As widely expected, the BOJ maintained its -0.1% target for short-term interest rates and the 10-year government bond yield around 0% set under its yield curve control (YCC).
But the BOJ re-defined 1.0% as a loose “upper bound” rather than a rigid cap and removed a pledge to defend the level with offers to buy unlimited bonds.
“Given extremely high uncertainties over the economy and markets, it’s appropriate to increase flexibility in the conduct of yield curve control,” the BOJ said in a statement announcing the decision.
The decision highlights how rising global bond yields and persistent inflation make it increasingly difficult for the BOJ to maintain its controversial bond yield control.

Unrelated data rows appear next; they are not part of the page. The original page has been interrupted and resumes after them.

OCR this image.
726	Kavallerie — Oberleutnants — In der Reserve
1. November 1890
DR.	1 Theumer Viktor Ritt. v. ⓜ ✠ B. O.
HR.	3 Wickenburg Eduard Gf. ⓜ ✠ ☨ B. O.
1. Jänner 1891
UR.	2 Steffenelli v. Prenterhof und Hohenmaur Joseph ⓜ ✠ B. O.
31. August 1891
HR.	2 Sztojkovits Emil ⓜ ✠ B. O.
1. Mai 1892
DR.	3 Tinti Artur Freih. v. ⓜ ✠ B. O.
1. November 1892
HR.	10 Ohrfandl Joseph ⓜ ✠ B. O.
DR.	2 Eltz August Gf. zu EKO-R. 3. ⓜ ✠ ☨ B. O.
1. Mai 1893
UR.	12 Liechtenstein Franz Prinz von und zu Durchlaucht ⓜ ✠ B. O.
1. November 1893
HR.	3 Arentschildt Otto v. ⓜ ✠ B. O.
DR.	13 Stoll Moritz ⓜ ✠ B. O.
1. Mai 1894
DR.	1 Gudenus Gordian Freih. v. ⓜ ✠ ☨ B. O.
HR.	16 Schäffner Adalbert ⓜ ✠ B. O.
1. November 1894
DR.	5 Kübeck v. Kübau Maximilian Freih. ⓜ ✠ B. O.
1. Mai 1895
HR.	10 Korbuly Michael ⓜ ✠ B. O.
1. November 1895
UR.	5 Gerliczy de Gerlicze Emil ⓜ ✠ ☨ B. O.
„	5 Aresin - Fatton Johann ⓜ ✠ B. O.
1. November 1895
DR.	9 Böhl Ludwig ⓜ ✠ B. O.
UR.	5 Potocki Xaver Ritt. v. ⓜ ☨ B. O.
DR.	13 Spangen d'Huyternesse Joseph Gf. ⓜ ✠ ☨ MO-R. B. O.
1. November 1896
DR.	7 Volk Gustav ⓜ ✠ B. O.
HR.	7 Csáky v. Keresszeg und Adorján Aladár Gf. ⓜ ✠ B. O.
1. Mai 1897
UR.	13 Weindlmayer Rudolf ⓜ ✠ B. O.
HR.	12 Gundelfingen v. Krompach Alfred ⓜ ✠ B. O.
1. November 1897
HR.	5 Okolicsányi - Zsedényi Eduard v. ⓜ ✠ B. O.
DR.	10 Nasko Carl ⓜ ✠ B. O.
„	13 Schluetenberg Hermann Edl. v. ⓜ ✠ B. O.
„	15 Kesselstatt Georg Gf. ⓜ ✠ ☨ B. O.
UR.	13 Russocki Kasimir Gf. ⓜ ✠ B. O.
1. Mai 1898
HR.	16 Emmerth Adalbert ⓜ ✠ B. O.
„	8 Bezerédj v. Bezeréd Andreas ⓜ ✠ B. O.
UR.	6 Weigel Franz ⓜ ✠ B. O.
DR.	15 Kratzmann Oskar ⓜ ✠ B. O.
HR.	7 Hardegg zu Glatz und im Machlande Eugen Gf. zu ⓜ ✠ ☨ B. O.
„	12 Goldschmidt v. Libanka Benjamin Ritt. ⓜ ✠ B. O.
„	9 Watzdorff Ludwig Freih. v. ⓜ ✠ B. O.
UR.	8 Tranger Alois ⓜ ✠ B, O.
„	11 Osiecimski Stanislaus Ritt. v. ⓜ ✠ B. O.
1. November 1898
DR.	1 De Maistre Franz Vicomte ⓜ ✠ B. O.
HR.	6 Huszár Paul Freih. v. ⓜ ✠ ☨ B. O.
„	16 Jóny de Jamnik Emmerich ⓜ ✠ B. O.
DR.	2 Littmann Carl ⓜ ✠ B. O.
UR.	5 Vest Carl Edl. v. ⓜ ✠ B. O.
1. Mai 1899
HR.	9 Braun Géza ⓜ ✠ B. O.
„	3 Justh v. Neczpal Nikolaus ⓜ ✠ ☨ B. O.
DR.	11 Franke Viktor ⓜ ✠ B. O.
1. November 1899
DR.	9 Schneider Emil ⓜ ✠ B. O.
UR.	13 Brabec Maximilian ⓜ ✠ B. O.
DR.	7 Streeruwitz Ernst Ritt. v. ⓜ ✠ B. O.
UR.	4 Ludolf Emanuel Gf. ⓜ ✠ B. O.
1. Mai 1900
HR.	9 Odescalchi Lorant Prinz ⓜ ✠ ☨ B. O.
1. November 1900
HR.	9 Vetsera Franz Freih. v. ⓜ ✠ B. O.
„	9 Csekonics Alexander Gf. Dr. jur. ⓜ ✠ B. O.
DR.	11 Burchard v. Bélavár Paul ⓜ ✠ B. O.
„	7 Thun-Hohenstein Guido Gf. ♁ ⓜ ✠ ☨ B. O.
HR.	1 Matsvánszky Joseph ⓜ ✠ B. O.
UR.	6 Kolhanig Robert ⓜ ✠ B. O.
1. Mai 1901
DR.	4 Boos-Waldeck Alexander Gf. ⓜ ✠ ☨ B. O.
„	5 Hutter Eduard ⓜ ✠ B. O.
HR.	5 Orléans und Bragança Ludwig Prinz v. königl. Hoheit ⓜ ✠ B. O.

In public, Ueda has continued the dovish rhetoric of his predecessor, Haruhiko Kuroda, who retired in April this year, arguing massive monetary stimulus is still needed to revive sluggish consumer demand.
However, the weak yen and other factors have prompted the BOJ to very gradually water down some of the stimulus of the Kuroda era, including YCC.
“(The) BOJ will buy some bonds around that (1%) level but not unlimited, and they’ve shown their hand. Through all the linguistic contortions, the fact is that they are dismantling YCC,” said Tom Nash, portfolio manager at UBS Asset Management in Sydney, who is positioned for a rise in Japanese yields.
“A yield cap isn’t a cap if you change it every time the market gets close.”
Under criticism that its heavy defense of the cap is causing market distortions and an unwelcome currency fall, the BOJ raised its de facto ceiling for the yield to 1.0% from 0.5% in July.
Since then, rising global bond yields have put the BOJ in a tight spot, with the 10-year JGB yield rising to a fresh decade high of 0.955% hours before Tuesday’s decision.
While the tweak could reduce the need for the BOJ to ramp up bond buying, it may cement market expectations of a near-term end to YCC and negative interest rates.
Inflation stayed above the BOJ’s 2% target for the 18th straight month in September, and surveys have shown heightening inflation expectations, which lower the real cost of borrowing.
But the BOJ has remained a dovish outlier among global central banks that have mostly hiked rates aggressively in recent years to combat rampant inflation, haunted by a legacy of premature tightening that had drawn criticism from politicians for delaying an exit from chronic deflation.
Despite repeated assurances by Ueda that ultra-low interest rates will stay, markets are already predicting a policy shift early next year.
Nearly two-thirds of economists polled by Reuters expect the BOJ to end negative rates next year.